As he has in years past, Wisconsin Representative Paul Ryan presented his latest budget as a necessary step-the only thing we have to avert a destructive debt crisis. It may be painful to turn Medicare into a voucher program, cut spending on social services, and devolve Medicaid into a block grant for the states, but it's the only choice we have to avoid catastrophe. Here's Ryan in his own words:
Unless we change course, we will have a debt crisis. Pressed for cash, the government will take the easy way out: It will crank up the printing presses. The final stage of this intergenerational theft will be the debasement of our currency. Government will cheat us of our just rewards. Our finances will collapse. The economy will stall. The safety net will unravel. And the most vulnerable will suffer.
The problem, of course, is that we're not facing a debt crisis. Interest rates haven't spiked, and markets are still happy to lend the United States cash at astonishingly good rates. Our economy is large enough and productive enough to handle large debt loads, especially when overall economic growth is sluggish; assuming repeal of the sequester, notes Ezra Klein in The Washington Post, debt will reach 112 percent of gross domestic product by 2023. That's not great, but it's far from the apocalypse predicted by Ryan.
The fact of the matter is that Ryan is most concerned with drastically reducing the size of government and its scope of obligations. It's why his budget repeals the Affordable Care Act-despite his insistence, during the press conference this morning, that he doesn't touch current law-and it's why he inverts progressive redistribution by removing benefits for working and middle-class families, while also cutting taxes for upper-income earners.

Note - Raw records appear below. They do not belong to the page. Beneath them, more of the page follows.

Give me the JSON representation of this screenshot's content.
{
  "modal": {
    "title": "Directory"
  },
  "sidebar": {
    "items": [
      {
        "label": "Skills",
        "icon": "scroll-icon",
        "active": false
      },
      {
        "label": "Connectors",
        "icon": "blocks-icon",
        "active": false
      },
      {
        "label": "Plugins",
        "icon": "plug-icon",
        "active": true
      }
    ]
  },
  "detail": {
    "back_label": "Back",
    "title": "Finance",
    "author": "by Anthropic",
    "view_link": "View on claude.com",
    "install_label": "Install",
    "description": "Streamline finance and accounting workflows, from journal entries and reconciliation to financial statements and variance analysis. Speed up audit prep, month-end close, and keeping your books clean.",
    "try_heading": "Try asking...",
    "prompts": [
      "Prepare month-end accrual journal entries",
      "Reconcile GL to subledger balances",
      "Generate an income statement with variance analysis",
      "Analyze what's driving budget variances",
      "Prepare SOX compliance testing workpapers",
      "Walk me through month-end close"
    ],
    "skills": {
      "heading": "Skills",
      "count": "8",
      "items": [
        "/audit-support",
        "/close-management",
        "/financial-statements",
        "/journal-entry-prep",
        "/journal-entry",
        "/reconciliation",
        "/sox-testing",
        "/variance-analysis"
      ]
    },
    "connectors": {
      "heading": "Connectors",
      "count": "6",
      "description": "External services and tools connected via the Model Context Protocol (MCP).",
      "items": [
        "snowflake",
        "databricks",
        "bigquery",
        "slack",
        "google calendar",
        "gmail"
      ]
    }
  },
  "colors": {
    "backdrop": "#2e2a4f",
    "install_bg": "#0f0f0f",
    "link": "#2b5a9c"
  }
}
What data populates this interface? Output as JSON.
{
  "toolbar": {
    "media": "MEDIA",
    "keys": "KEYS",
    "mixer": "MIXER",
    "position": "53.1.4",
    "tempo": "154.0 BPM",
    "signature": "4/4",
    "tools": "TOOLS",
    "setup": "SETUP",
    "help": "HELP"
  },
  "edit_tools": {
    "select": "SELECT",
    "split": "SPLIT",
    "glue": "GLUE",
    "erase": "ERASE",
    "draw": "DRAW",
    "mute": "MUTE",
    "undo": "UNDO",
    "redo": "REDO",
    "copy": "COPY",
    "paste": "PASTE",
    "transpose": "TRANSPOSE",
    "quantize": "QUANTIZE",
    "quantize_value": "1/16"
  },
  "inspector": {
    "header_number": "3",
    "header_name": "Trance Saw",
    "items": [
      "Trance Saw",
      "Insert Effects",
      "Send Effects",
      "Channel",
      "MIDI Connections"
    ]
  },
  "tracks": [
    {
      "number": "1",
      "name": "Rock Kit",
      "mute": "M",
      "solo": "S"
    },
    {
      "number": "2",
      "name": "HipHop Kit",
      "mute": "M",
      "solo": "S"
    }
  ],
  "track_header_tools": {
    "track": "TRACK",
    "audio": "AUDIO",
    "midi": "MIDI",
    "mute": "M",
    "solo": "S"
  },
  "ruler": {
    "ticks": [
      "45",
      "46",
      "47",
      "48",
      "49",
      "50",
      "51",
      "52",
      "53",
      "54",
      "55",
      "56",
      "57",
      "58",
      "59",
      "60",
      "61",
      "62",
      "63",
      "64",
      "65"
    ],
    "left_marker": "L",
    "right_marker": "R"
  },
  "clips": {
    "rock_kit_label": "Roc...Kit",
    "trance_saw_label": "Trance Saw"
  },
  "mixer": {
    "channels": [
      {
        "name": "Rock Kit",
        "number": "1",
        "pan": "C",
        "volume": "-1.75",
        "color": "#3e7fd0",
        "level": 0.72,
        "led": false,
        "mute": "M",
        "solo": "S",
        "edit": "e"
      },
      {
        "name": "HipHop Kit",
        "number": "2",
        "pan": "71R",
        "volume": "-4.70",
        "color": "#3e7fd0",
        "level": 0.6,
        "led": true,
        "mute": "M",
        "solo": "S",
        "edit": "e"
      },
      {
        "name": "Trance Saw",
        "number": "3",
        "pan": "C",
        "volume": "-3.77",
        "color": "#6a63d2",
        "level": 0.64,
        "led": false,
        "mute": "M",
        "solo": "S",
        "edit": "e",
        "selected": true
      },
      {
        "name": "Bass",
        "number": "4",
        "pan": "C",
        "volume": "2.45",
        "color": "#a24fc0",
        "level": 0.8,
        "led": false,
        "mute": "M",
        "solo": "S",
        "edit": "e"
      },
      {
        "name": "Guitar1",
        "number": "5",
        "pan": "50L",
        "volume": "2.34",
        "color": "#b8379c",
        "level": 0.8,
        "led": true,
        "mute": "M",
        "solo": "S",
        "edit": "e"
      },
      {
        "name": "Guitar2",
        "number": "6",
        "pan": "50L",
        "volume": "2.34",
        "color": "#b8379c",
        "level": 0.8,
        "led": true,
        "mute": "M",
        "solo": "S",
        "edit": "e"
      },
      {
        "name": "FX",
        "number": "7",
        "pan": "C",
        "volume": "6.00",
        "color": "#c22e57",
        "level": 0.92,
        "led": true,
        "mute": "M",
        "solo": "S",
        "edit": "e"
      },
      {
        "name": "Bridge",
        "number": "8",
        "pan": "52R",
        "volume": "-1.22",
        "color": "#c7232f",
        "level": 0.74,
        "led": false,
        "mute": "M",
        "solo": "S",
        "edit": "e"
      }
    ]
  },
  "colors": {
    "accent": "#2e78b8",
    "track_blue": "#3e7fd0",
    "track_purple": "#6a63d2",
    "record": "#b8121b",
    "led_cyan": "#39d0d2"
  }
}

As with his previous budget plans, this year's "roadmap" is an elaborate justification for his vision of minimalistic government. His call to balance the budget has less to do with putting the federal government on a sustainable path-as Ross Douthat points out for The New York Times, "Modest deficits are perfectly compatible with fiscal responsibility"-and everything to do with his narrow ideological agenda. "The reality," notes Ed Kilgore at the Washington Monthly, "is that he'd be promoting the same policies even if the budget were in balance."
If there's anything worth noting about this new budget, it's the extent to which it shows a Republican Party unchastened by the 2012 elections. Nearly every Republican-from Mitt Romney down to Senate and House candidates-ran on ideas promulgated by Ryan. And while it's hard to attribute a win or loss to any given policy, there's no question these ideas are unpopular with the public. Despite this, and despite the fact of Republican losses at all levels of government, the party is roaring back with the same approach to spending and taxes, with little in the way of adjustment.
It is unreasonable to expect a party to give up its ideas in the wake of a single election, but to move forward without any introspection is a sure sign the GOP is unconvinced its loss had anything to do with substance. And while this obviously dismays liberals, it's not actually clear Republicans are wrong.